Setelah sebelumnya para peneliti telah berhasil membuat etanol dari ekstrak tebu dan jagung, kini para peneliti ternyata juga berhasil membuat etanol dari buah semangka.

Sebuah penelitian terbaru yang dipublikasi Journal Biotechnology for Biofuels menunjukan bahwa ‘sisa’ semangka dari kebun-kebun di Amerika dapat dikonversikan menjadi 9.4 juta liter atau 2.5 juta galon etanol yang kemudian dapat digunakan untuk menggerakan mobil, truk, atau bahkan pesawat.

Penelitian ini seolah memberi angin segar bagi dunia industri, terlebih bila kita melihat kenyataan bahwa semangka merupakan buah yang ‘sensitif’ dan karenanya 20-40 persen hasil panen semangka itu mudah cacat dan akhirnya membusuk di kebun.

Di Amerika sendiri diperkirakan terdapat 360.000 ton semangka yang ‘tidak jadi’ dipanen setiap tahunnya.

“Jika sebuah gagak mendarat di semangka dan mematuknya, kemudian datang lalat-lalat, itu pertanda tidak baik,” ungkap United States Department of Agriculture in Lane, Oklahoma, Wayne Fish, seperti dikutip Discovery , Sabtu (29/8/2009).

Lebih lanjut Wayne pun bercerita bahwa sebelumnya beberapa petani setempat pernah bertanya-tanya apakah limbah semangka ini bisa diubah menjadi etanol. “Ada petani mengatakan padaku, ‘Aku meninggalkan seperlima dari semangka saya di tanah. Apakah ada yang bisa saya lakukan dengan mereka?,” tutur Wayne.

Tentu saja berkat penelitian itu semua menjadi mungkin adanya. Terlebih lagi, semangka pun dipercaya dapat mengoptimalkan produksi skala industri etanol dari jagung dan tebu.

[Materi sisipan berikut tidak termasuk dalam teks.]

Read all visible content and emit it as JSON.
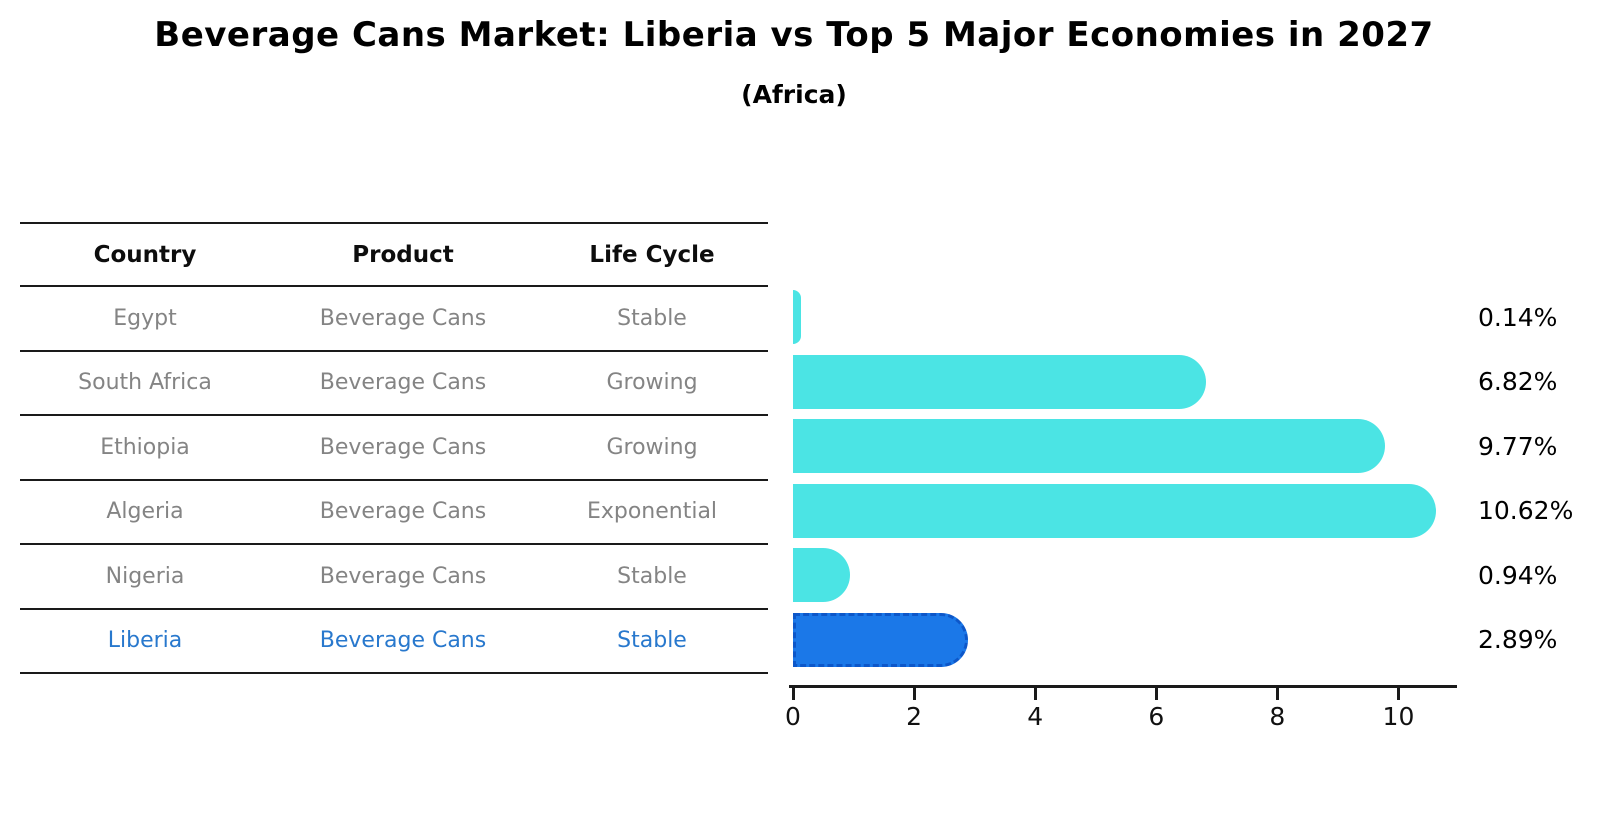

Angka produksi etanol yang baru mencapai 2.5 juta galon ini memang terbilang sedikit. Apalagi bila kita membandingkannya dengan produksi etanol dari Jagung yang mampu menghasilkan 9 Milyar galon etanol di Amerika saja.

Namun semangka memiliki keunggulan tersendiri, karena bila jagung membutuhkan banyak sekali air untuk proses pengolahannya, semangka tentu tidak seperti itu, karena seperti yang kita tahu, semangka adalah sebuah buah yang memang kaya akan air.

“Ini memang tidak akan menggantikan jagung. Namun tetap menjadi sumber biofuel,” ujar Jim Rausch, selaku presiden dari College Station, perusahaan yang berbasis di Texas Common Sense Agriculture tempat dimana etanol dari semangka ini dikembangkan.